One way that algorithms can hurt consumers is to discriminate against them on the basis of race, class, income level or other factors. Algorithms are mathematical tools, so they’re not discriminating because they have bias in their hearts and minds — because they don’t have hearts and minds.

Their discrimination is unintentional. But it’s there nonetheless, and ethical business leaders should take steps to prevent it, and, if they see it, reverse it. They can do this by having those creating their algorithms take factors other than maximizing profits into account.

The Obama administration released a policy report on this very topic in 2014. It warned that automated decision-making “raises difficult questions about how to ensure that discriminatory effects resulting from automated decision processes, whether intended or not, can be detected, measured, and redressed.”

The good news is that the report prompted a number of experts to take a close look at the problem and develop principles of algorithm-use best practices and accountability.

The goal of an algorithm that assigned a risk-of-repeat-offenses score to defendants in criminals proceedings was to help justice system players make decisions on setting bonds, paroling offenders and the like.

However, the COMPAS algorithm had a harmful unintended consequence.

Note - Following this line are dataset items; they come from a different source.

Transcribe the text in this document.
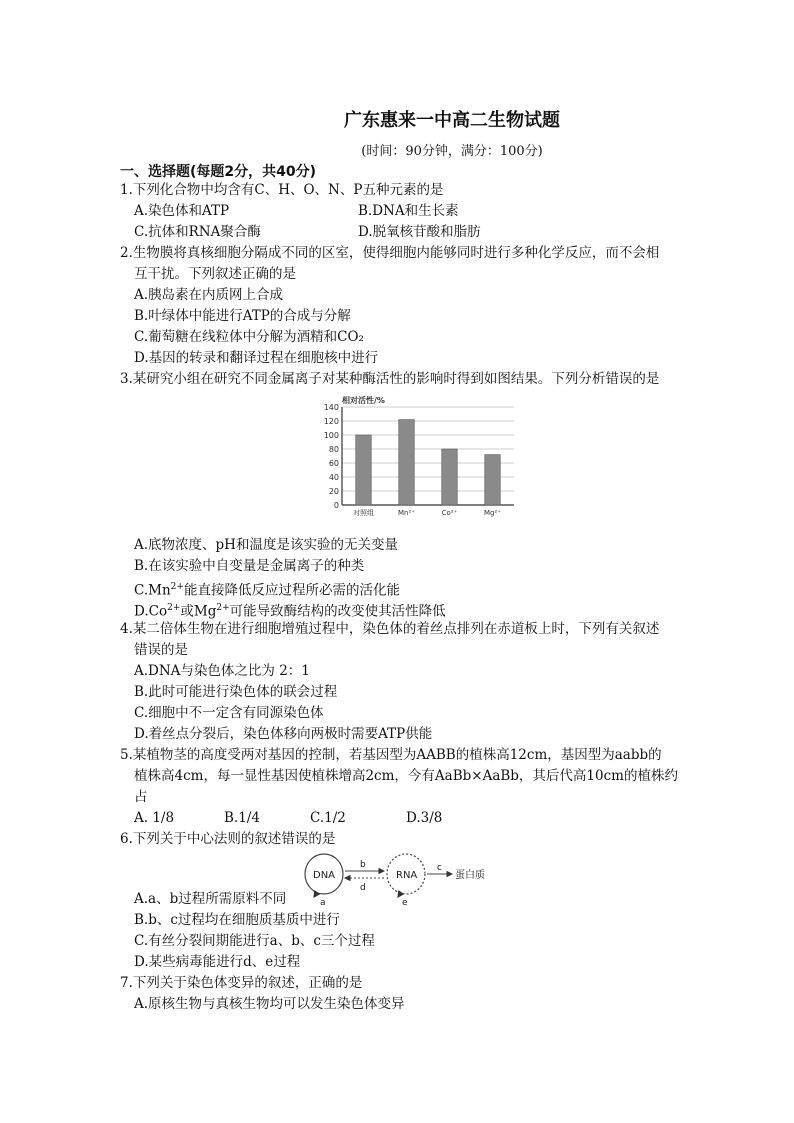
广东惠来一中高二生物试题
(时间：90分钟，满分：100分)
一、选择题(每题2分，共40分)
1.下列化合物中均含有C、H、O、N、P五种元素的是
A.染色体和ATP	B.DNA和生长素
C.抗体和RNA聚合酶	D.脱氧核苷酸和脂肪
2.生物膜将真核细胞分隔成不同的区室，使得细胞内能够同时进行多种化学反应，而不会相
互干扰。下列叙述正确的是
A.胰岛素在内质网上合成
B.叶绿体中能进行ATP的合成与分解
C.葡萄糖在线粒体中分解为酒精和CO₂
D.基因的转录和翻译过程在细胞核中进行
3.某研究小组在研究不同金属离子对某种酶活性的影响时得到如图结果。下列分析错误的是
相对活性/%
0
20
40
60
80
100
120
140
对照组	Mn²⁺	Co²⁺	Mg²⁺
A.底物浓度、pH和温度是该实验的无关变量
B.在该实验中自变量是金属离子的种类
$C.Mn^{2+}$能直接降低反应过程所必需的活化能
$D.Co^{2+}$或$Mg^{2+}$可能导致酶结构的改变使其活性降低
4.某二倍体生物在进行细胞增殖过程中，染色体的着丝点排列在赤道板上时，下列有关叙述
错误的是
A.DNA与染色体之比为 2：1
B.此时可能进行染色体的联会过程
C.细胞中不一定含有同源染色体
D.着丝点分裂后，染色体移向两极时需要ATP供能
5.某植物茎的高度受两对基因的控制，若基因型为AABB的植株高12cm，基因型为aabb的
植株高4cm，每一显性基因使植株增高2cm，今有AaBb×AaBb，其后代高10cm的植株约
占
A. 1/8	B.1/4	C.1/2	D.3/8
6.下列关于中心法则的叙述错误的是
DNA
a
b
d
RNA
e
c
蛋白质
A.a、b过程所需原料不同
B.b、c过程均在细胞质基质中进行
C.有丝分裂间期能进行a、b、c三个过程
D.某些病毒能进行d、e过程
7.下列关于染色体变异的叙述，正确的是
A.原核生物与真核生物均可以发生染色体变异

Investigative journalists from ProPublica discovered that the system is almost twice as likely to assign too high a risk score to African-American as white defendants. It errs on the side of false positives, labelling many black defendants greater risks than they are. This of course triggers greater punishments for them.

The bottom line was that COMPAS discriminated against African-Americans in a way that harmed them.

Algorithms can also discriminate against women.

The news organization Quartz looked at the way the four home digital assistants — Apple’s Siri, Amazon’s Alexa, Microsoft’s Cortana, and Google’s Google Home — respond to sexual harassment.

None of the programmed responses involve fighting back. Instead, they range from embarrassed to flirty. Siri’s “I’d blush if I could” is one example, and Alexa’s “Well, thanks for the feedback” another.

The narrow range of reactions portrays women as passive acceptors of abuse, reinforcing sexist ideas, Quartz reported.

How should business — and the world at large — try to prevent algorithms from discriminating against various groups?

One way is for businesses to be more transparent about what they design their algorithms to do. Many people are deeply suspicious of the motives behind algorithms. They are convinced that companies design them to serve their own interests rather than other swaths of the population, including consumers.

I’m convinced that making algorithm approaches transparent would actually help companies by making them think beyond maximizing sales and profits.

These days the most respected companies take social responsibility into account in their decision-making. Why not create algorithms that do the same? When I talk about social responsibility, I use the term broadly to include consumer interests as well as “great public good” interests such as protecting the environment and promoting the arts.

As someone running a startup that is growing rapidly without algorithms, I have yet to use them. But sooner or later, I probably will.

What I’ve learned about this so far has convinced me that any algorithm that my startup uses must be designed with both the company and consumers in mind. If we continue putting the customer first, as we’d like to believe we’ve done so far, I’m convinced we’ll be even more successful. All after, customer satisfaction is the key to any business.

And one thing more. Using algorithms that take the customers’ needs — such as fair prices — into account is not just good business. It’s the right thing to do.